AKRON, OHIO — Several key changes affected pipe, profile and tubing extruders since Plastics News published its 1996 ranking of that industry June 17. The year was marked by two major siding extruders, CertainTeed Corp. and Jannock Ltd., buying their way into the growing PVC fence market.
In PVC pipe, Diamond Plastics Corp. built its fifth plant — and its second new factory in two years. Late in the year, a Japanese trading company was trying to buy National Pipe & Plastics Inc.
Here is a recap:
CertainTeed Corp., No. 1 on the chart, diversified this fall by purchasing PVC fence extruder Bufftech Inc. of Buffalo, N.Y., which runs six extrusion lines and employs about 100. Although sales figures are not released for Bufftech, the acquisition should help the Valley Forge, Pa.-based CertainTeed strengthen its hold on the top spot, since industry observers say the PVC fence market is growing about 20 percent a year.
CertainTeed also formed a joint venture with Insulate Industries Inc. of Auburn, Wash., to expand its access to the northwestern U.S. market for vinyl windows. Insulate is 84th on the overall chart and 14th on the breakout chart of window extruders.
Jannock Inc., which came in ninth, bought PVC fence extruder Heritage Vinyl Products, with a plant in Macon, Miss., in January.
No. 4 firm Royal Plastics Group Ltd., banking on growth from its vinyl house concept, in February opened a 300,000-square-foot extrusion factory in Woodbridge, Ontario, that can make up to 12,500 housing units a year. Royal is based in Weston, Ontario. Royal also entered a new extrusion market in 1996: components for PVC garage doors.
In polyethylene pressure pipe, Phillips Driscopipe Inc. built its sixth plant, in Hagerstown, Md., to serve the Northeast. When production begins in mid-1997, the plant will make PE pipe for water and sewer lines, distribution lines for oil and natural gas, and telecommunications. The new plant will give Phillips Driscopipe six factories — the same number as its arch-rival, the Plexco Division of Chevron Corp. Both companies tied for 16th, with estimated sales of $143 million.
Diamond Plastics Corp. is certain to move up the chart as the PVC pipe extruder continues to build plants. Production began this fall at Diamond's fifth plant, a $6.5 million facility in Muncie, Ind. With extrusion sales estimated at $118 million, Diamond, based in Grand Island, Neb., placed 20th in the overall chart and 13th in the pipe breakout chart.
Fibreboard Corp., a former wood products company that bought Norandex Inc. in 1994 and Canada's Vytec Corp. in 1995 — picking up three vinyl siding factories — announced in September it had picked Joplin, Mo., for its fourth siding plant. Production should begin in mid-1997. With $98 million in extrusion sales, the company is No. 23 on the overall chart and eighth on the ranking of profile extruders.
Mikron Industries Inc., which was 25th on the overall chart and No. 2 on the window breakout chart, broke ground Oct. 14 on a $10 million expansion to double capacity at its Richmond, Ky., plant.
Mikron had 1995 sales of $76 million. The new production is set to start in the first quarter of 1997.

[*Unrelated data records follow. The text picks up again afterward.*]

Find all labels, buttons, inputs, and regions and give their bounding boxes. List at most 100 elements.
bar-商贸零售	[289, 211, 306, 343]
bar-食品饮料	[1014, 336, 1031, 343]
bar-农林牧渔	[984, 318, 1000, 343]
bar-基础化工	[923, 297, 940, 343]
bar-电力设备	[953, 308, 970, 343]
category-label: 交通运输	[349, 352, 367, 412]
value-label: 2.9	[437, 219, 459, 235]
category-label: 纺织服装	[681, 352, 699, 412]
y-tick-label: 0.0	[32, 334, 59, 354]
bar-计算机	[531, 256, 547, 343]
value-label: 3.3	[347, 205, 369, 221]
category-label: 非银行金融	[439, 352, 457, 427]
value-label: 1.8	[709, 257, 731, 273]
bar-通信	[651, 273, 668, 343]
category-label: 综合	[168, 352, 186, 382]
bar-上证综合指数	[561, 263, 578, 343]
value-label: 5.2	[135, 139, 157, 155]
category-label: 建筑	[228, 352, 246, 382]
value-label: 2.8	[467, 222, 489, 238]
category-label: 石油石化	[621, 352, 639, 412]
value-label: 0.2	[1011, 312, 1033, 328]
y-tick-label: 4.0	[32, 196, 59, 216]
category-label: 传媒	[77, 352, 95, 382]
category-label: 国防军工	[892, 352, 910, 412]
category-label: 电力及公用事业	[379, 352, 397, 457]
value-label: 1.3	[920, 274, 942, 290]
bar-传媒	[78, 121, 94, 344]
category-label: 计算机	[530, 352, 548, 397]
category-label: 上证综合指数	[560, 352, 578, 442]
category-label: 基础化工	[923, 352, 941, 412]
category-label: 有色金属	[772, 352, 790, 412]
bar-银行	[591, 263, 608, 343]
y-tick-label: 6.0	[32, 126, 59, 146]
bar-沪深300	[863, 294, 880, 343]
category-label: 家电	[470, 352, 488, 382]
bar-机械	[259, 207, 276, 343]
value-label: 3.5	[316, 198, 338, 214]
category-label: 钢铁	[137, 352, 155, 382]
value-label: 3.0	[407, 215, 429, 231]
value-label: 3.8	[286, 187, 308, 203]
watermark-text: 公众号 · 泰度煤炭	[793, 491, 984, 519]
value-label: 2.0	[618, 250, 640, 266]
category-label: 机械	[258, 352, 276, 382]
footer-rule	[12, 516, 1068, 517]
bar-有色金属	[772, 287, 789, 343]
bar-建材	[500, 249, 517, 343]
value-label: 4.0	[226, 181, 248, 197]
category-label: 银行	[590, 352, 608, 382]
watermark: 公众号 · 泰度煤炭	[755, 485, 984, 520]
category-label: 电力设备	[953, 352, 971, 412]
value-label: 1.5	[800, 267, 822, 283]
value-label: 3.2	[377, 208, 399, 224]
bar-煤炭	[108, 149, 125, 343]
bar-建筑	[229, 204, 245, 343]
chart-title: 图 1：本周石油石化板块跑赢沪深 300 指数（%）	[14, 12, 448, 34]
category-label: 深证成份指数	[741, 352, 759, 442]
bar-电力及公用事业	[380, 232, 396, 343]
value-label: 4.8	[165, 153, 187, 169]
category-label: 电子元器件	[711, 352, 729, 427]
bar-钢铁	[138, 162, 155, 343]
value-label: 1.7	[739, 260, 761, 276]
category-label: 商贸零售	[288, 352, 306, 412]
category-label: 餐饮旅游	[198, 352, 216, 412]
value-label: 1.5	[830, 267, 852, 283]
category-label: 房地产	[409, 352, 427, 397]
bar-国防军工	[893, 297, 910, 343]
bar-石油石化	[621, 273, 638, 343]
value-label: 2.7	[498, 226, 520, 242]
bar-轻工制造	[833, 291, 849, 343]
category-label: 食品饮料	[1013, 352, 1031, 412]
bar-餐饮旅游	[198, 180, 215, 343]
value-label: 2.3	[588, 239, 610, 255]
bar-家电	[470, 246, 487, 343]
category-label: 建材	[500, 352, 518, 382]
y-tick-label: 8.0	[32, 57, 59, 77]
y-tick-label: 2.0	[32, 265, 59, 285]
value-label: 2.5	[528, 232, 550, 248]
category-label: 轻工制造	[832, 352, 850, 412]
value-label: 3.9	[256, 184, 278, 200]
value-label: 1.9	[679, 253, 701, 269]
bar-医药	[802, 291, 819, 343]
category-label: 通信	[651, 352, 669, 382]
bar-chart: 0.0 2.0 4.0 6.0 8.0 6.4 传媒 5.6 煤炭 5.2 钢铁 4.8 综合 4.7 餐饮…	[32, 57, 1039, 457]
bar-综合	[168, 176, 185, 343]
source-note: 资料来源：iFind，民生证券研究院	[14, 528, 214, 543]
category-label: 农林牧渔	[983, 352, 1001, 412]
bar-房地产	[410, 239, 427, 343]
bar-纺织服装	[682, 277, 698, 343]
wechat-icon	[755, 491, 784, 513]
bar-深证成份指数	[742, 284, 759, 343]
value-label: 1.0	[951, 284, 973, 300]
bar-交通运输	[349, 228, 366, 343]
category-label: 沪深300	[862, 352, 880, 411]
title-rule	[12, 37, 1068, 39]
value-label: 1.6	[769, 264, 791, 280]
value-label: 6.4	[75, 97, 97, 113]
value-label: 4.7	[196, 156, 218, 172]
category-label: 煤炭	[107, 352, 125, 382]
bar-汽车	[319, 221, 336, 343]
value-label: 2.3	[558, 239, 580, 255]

The trend of foreign ownership of U.S. PVC pipe production continued late this year, as a Japanese trading company offered to buy National Pipe & Plastics Inc., formerly known as LCP National Plastics, in Vestal, N.Y. The two-plant company, ranked No. 29 with 1995 sales of $65.8 million, struggled to emerge from a 1991 Chapter 11 bankruptcy filing. In October, New York-based Nissho Iwai American Corp., a unit of Nissho Iwai of Tokyo, offered to buy National Pipe. That deal required court approval.
Big O Inc., a Canadian extruder of corrugated high density PE pipe, closed or sold several plants in early-to-mid-1996 as part of a restructuring. The moves left Big O, of Exeter, Ontario, with six extrusion plants. Big O was 52nd on the overall chart, with sales of $31.4 million.
In tubing, Plastiflex Co. Inc. of Anaheim, Calif., No. 54 on the overall chart and the fourth-largest tubing extruder, shuffled its manufacturing in mid-1996. Plastiflex said it was closing its tubing operation in Centralia, Ill., and moving equipment to other plants, including a Whippany, N.J., factory Plastiflex picked up in February when it bought the plastic hose and tubing unit of FPI Thermoplastic Technologies.
Officials of Plastiflex, with $30.2 million in 1995 sales, claim the deal makes the firm North America's largest extruder of plastic hose and tubing for swimming pools, spas, industrial and commercial vacuum industries.